DataDiscoverySpec

Spec for a data discovery scan.

JSON representation
{
  "bigqueryPublishingConfig": {
    object (BigQueryPublishingConfig)
  },

  // Union field resource_config can be only one of the following:
  "storageConfig": {
    object (StorageConfig)
  }
  // End of list of possible types for union field resource_config.
}
Fields
bigqueryPublishingConfig

object (BigQueryPublishingConfig)

Optional. Configuration for metadata publishing.

Union field resource_config. The configurations of the data discovery scan resource. resource_config can be only one of the following:
storageConfig

object (StorageConfig)

Cloud Storage related configurations.

BigQueryPublishingConfig

Describes BigQuery publishing configurations.

JSON representation
{
  "tableType": enum (TableType),
  "connection": string
}
Fields
tableType

enum (TableType)

Optional.
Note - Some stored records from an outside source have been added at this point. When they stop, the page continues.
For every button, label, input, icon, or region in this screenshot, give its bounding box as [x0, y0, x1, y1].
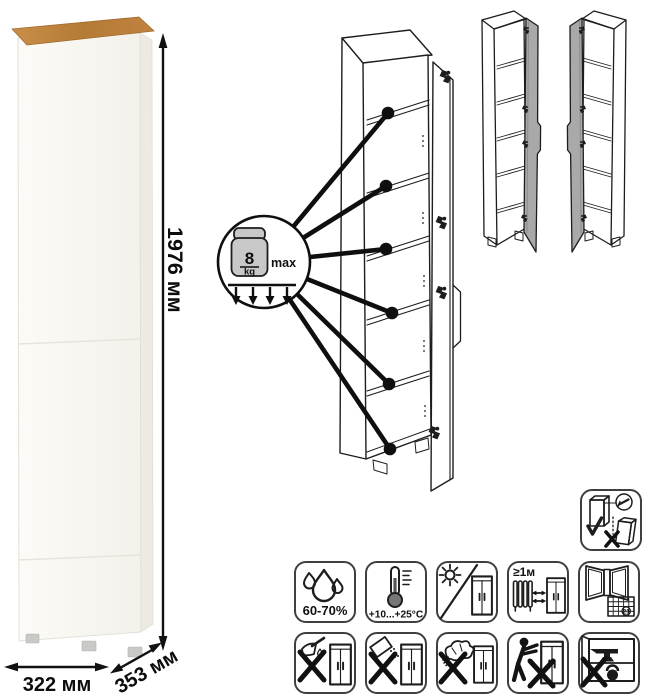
width-label: 322 мм	[23, 674, 92, 696]
wardrobe-glyph	[474, 646, 493, 682]
radiator-icon	[514, 581, 533, 611]
x-mark	[371, 654, 395, 682]
wardrobe-glyph	[330, 645, 351, 685]
wall-anchor-icon	[580, 489, 642, 551]
open-window	[586, 566, 628, 600]
door-right-variant-diagram	[482, 11, 541, 252]
no-sharp-tools-icon	[294, 632, 356, 694]
hinge-icon	[436, 286, 447, 300]
product-photo: 1976 мм 322 мм 353 мм	[0, 0, 200, 700]
temperature-label: +10...+25°C	[369, 610, 424, 621]
ventilation-icon: 21	[578, 561, 640, 623]
person-figure	[514, 638, 537, 680]
cabinet-side	[140, 33, 153, 632]
water-drop	[313, 570, 335, 601]
door-handle-recess	[453, 285, 461, 348]
weight-unit: kg	[244, 267, 255, 278]
no-overload-icon	[578, 632, 640, 694]
shelf-load-callout: 8 kg max	[218, 216, 310, 308]
humidity-label: 60-70%	[303, 603, 348, 618]
calendar-icon: 21	[608, 597, 634, 616]
weight-value: 8	[245, 249, 254, 268]
humidity-icon: 60-70%	[294, 561, 356, 623]
heat-distance-label: ≥1м	[513, 565, 535, 579]
no-direct-sunlight-icon	[436, 561, 498, 623]
no-dragging-icon	[507, 632, 569, 694]
weight-max-label: max	[271, 256, 296, 270]
height-label: 1976 мм	[163, 227, 187, 313]
no-wet-cleaning-icon	[436, 632, 498, 694]
open-door	[431, 62, 461, 491]
wardrobe-glyph	[547, 578, 565, 613]
kettlebell-icon	[607, 666, 618, 681]
distance-arrows	[532, 591, 546, 604]
heat-distance-icon: ≥1м	[507, 561, 569, 623]
cabinet-front	[18, 33, 141, 641]
door-variant-diagrams	[470, 4, 648, 274]
calendar-day-label: 21	[623, 608, 630, 615]
hinge-icon	[436, 216, 447, 230]
thermometer-bulb	[388, 593, 402, 607]
height-arrow	[159, 33, 168, 651]
wardrobe-glyph	[472, 576, 492, 614]
sun-icon	[440, 565, 461, 586]
no-abrasive-powder-icon	[365, 632, 427, 694]
water-drop	[304, 573, 315, 589]
width-arrow	[4, 663, 109, 672]
x-mark	[300, 652, 324, 680]
product-sheet: 1976 мм 322 мм 353 мм	[0, 0, 648, 700]
wardrobe-glyph	[401, 645, 422, 685]
door-left-variant-diagram	[567, 11, 626, 252]
x-mark	[441, 654, 465, 682]
temperature-icon: +10...+25°C	[365, 561, 427, 623]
Determines whether to publish discovered tables as BigLake external tables or non-BigLake external tables.

connection

string

Optional. The BigQuery connection used to create BigLake tables. Must be in the form projects/{projectId}/locations/{locationId}/connections/{connection_id}

TableType

Determines how discovered tables are published.

Enums
TABLE_TYPE_UNSPECIFIED Table type unspecified.
EXTERNAL Default. Discovered tables are published as BigQuery external tables whose data is accessed using the credentials of the user querying the table.
BIGLAKE Discovered tables are published as BigLake external tables whose data is accessed using the credentials of the associated BigQuery connection.

StorageConfig

Configurations related to Cloud Storage as the data source.

JSON representation
{
  "includePatterns": [
    string
  ],
  "excludePatterns": [
    string
  ],
  "csvOptions": {
    object (CsvOptions)
  },
  "jsonOptions": {
    object (JsonOptions)
  }
}
Fields
includePatterns[]

string

Optional. Defines the data to include during discovery when only a subset of the data should be considered. Provide a list of patterns that identify the data to include. For Cloud Storage bucket assets, these patterns are interpreted as glob patterns used to match object names. For BigQuery dataset assets, these patterns are interpreted as patterns to match table names.

excludePatterns[]

string

Optional. Defines the data to exclude during discovery. Provide a list of patterns that identify the data to exclude. For Cloud Storage bucket assets, these patterns are interpreted as glob patterns used to match object names. For BigQuery dataset assets, these patterns are interpreted as patterns to match table names.

csvOptions

object (CsvOptions)

Optional. Configuration for CSV data.

jsonOptions

object (JsonOptions)

Optional. Configuration for JSON data.

CsvOptions

Describes CSV and similar semi-structured data formats.

JSON representation
{
  "headerRows": integer,
  "delimiter": string,
  "encoding": string,
  "typeInferenceDisabled": boolean,
  "quote": string
}
Fields
headerRows

integer

Optional. The number of rows to interpret as header rows that should be skipped when reading data rows.

delimiter

string

Optional. The delimiter that is used to separate values. The default is , (comma).

encoding

string

Optional. The character encoding of the data. The default is UTF-8.

typeInferenceDisabled

boolean

Optional. Whether to disable the inference of data types for CSV data. If true, all columns are registered as strings.

quote

string

Optional. The character used to quote column values. Accepts " (double quotation mark) or ' (single quotation mark). If unspecified, defaults to " (double quotation mark).

JsonOptions

Describes JSON data format.

JSON representation
{
  "encoding": string,
  "typeInferenceDisabled": boolean
}
Fields
encoding

string

Optional. The character encoding of the data. The default is UTF-8.

typeInferenceDisabled

boolean

Optional. Whether to disable the inference of data types for JSON data. If true, all columns are registered as their primitive types (strings, number, or boolean).